There are always so many deadlines.
And February 1 is no exception, so The Legal Genealogist is still hip- (or neck-)deep in swamp water.
But this space has been way too bare for way too long so…
Let’s go with a word of the day, raised in an email by reader Janet Anderson, who noted that she was scanning land grants given to North Carolina Revolutionary War Soldiers:
A lot of these grants start off with “Know ye that we have given and granted unto ‘name of a person’ assignee of ‘name of another person’ a private in the Continental Army…”. My question is what do they mean by “assignee”? Why is there an assignee? Is the assignor giving the grant to the assignee?
So let’s start by making sure that we know what the underlying transaction is, and it’s called an assignment.

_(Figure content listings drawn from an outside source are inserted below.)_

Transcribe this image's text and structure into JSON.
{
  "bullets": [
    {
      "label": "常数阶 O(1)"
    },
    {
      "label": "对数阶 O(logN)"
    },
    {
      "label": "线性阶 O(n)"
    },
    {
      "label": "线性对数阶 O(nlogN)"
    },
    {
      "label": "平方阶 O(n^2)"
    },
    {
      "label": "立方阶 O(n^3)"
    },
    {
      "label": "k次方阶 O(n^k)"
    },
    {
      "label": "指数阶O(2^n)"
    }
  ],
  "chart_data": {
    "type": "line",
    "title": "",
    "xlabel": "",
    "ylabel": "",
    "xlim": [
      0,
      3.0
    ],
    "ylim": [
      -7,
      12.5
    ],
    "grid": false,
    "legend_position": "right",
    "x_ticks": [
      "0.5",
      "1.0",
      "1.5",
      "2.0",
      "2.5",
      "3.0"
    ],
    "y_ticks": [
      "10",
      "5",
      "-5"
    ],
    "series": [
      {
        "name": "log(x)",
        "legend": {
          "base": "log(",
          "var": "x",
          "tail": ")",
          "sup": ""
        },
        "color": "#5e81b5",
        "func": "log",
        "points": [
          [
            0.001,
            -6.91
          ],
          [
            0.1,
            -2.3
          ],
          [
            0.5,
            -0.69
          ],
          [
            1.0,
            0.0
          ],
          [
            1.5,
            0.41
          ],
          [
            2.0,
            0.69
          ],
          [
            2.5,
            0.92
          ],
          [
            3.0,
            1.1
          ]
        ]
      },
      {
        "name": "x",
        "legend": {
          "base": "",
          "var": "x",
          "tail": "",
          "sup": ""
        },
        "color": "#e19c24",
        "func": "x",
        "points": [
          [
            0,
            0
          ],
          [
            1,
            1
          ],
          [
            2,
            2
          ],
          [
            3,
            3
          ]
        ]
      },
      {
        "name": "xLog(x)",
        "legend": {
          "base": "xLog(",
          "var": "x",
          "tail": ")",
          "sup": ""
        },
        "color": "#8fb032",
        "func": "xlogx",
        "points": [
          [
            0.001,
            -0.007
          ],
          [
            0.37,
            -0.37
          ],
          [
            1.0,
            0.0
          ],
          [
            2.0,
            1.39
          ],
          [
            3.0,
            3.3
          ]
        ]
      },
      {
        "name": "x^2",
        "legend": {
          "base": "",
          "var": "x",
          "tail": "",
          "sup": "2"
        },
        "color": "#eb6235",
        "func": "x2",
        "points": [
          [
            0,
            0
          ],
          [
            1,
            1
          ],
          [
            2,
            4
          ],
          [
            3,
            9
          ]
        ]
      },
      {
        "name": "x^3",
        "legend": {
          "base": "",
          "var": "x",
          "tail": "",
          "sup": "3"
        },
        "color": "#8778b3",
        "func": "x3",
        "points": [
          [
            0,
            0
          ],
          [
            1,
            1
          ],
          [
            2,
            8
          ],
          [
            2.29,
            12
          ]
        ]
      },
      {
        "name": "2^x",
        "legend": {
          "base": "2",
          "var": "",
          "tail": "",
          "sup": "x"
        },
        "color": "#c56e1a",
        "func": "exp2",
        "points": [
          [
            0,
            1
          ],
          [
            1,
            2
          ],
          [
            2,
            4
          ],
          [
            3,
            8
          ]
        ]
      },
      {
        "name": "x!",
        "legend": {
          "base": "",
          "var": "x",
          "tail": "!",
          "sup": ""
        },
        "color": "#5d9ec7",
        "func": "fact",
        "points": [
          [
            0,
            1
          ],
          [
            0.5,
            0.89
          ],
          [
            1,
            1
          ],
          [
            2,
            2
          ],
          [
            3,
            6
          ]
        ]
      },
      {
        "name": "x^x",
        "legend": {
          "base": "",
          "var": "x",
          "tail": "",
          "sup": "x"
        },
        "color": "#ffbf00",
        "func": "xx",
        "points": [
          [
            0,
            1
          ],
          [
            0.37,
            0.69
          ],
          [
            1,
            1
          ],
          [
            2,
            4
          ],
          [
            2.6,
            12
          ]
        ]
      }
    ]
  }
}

That’s the “act by which one person transfers to another,… the whole of the right, interest, or property which he has in any realty or personalty…”1 So to assign, in the law is to “make or set over to another; to transfer; as to assign property, or some interest therein.”2
There are always two key players in an assignment: the person who currently holds the rights, interest or property, called the assignor (“One who makes an assignment of any kind; one who assigns or transfers property”3; and the person who’s getting or going to end up with the rights, interest or property, called the assignee (“A person to whom an assignment is made”).4
And just to complicate things a little more, you’ll sometimes see a plural shortened form where some folks are called assigns. That’s just a group of assignees: “those to whom property shall have been transferred. Now seldom used except in the phrase, in deeds, ‘heirs, administrators, and assigns.’”5
What’s rarely clear on the face of a document assigning rights is why the assignment is being made. But the usual reason is simple: person A owns a right to property (real or personal) and wants to sell it to person B. So the rights are assigned — transferred over — for a cash payment.
That was particularly common back when land was being handed out as bounty land, either by the states, as Janet’s records may reflect, or by the federal government in later bounty land cases. The land given as a reward for military service was often located a long way from where the men and their families lived, and they weren’t all that keen to uproot and go where the land was located.
So… what to do? Assign… transfer… sell the rights to somebody who was keen to uproot, or, in many cases, to land speculators who then made the land available to others.